The President of the Fisheries Society of Nigeria, Dr Lukman Adegoke, called for the “synchronisation of sales”, to deal with the current situation, in which prices are dictated by middlemen.

“We need to avoid the situation where farmers are rushing their produce to the market. We need to develop a quota system which will stabilise the prices of fish on the market. Only fish farmers must dictate the prices of fish,” he urged.

He also called for the extension of the backward integration policy which saw Triton and other fish importing companies entering fish farming and feed production. On the agitation by farmers for government action on the export of smoked fish, he advised farmers to pay attention to product quality.

“A major problem is residue monitoring. If your farm is not certified, your products cannot be exported,” he noted.

He therefore called for the development of local certification groups to make the job of the national certification authority easier.

Prospects for diversification

One intriguing presentation was by fish farming trainer and consultant Israel “Mr Fish” Ademuyiwa, who argued the sector should diversify into pangasius, pacu, African bony tongue and African carp.

“The white catfish (Pangasius hipopthalmus) has quite a number of advantages compared to the black African catfish. It is a herbivore, so you can make good savings on feed. It does not cannibalise, so there is no need to grade. It can grow up to 1.5 kg in four to five months. And unlike black catfish which is mostly dried, smoked or eaten fresh, it can be processed in eleven ways, including freezing. A 1kg fish gives you 250,000 to 300,000 eggs, compared to black catfish which gives you 25,000 to 30,000 eggs. 80 per cent of the white catfish comprises flesh, unlike the black catfish whose head alone is quite big. You can stock white catfish at populations four times that of the black catfish. It thrives in earthen ponds, so small cottage level farmers can earn good income from farming it. And white catfish is really tasty,” he said.

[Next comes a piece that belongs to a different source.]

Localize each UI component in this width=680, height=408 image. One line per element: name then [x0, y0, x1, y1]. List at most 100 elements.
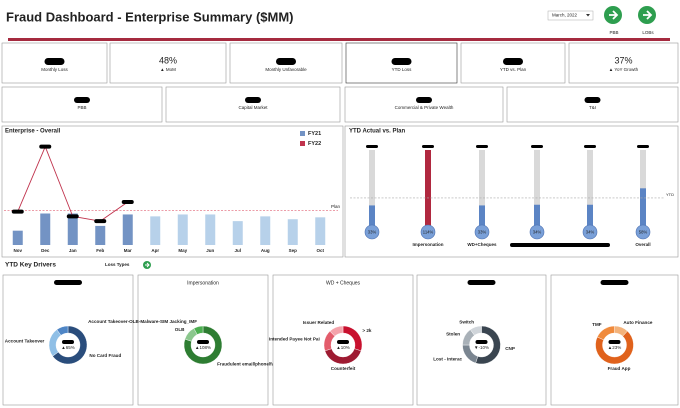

Mr Fish also recommended what he called “the fish with human-like teeth” – ie pacu – as a viable candidate for aquaculture in Nigeria. Pacu, he said, is a herbivore, so can reduce a farmer’s feed bill by up to 70 percent.

“It does well in both earthen ponds and cage culture, and offers interesting prospects for commercial production in Nigeria. And pacu is really tasty,” he argued.

The third alternative to tilapia and catfish, he said, is bony tongue (Heterotis niloticus).

“Heterotis is very tasty, but it is not easily cultured, so work needs to be done in order to develop the commercial farming culture in Nigeria,” said Mr Fish.

He also mentioned the common carp as a fish species that was introduced in the sixties but was rejected by consumers. The environment today is different, he said, and the carp can play an important role in aquaculture.

The conference was well attended by top policy makers and players across the aquaculture value chain. A Lagos fish farmer, Segun Ika, said that “the industry will certainly benefit from having all the industry leaders at one location for two days, discussing ways of moving aquaculture forward”.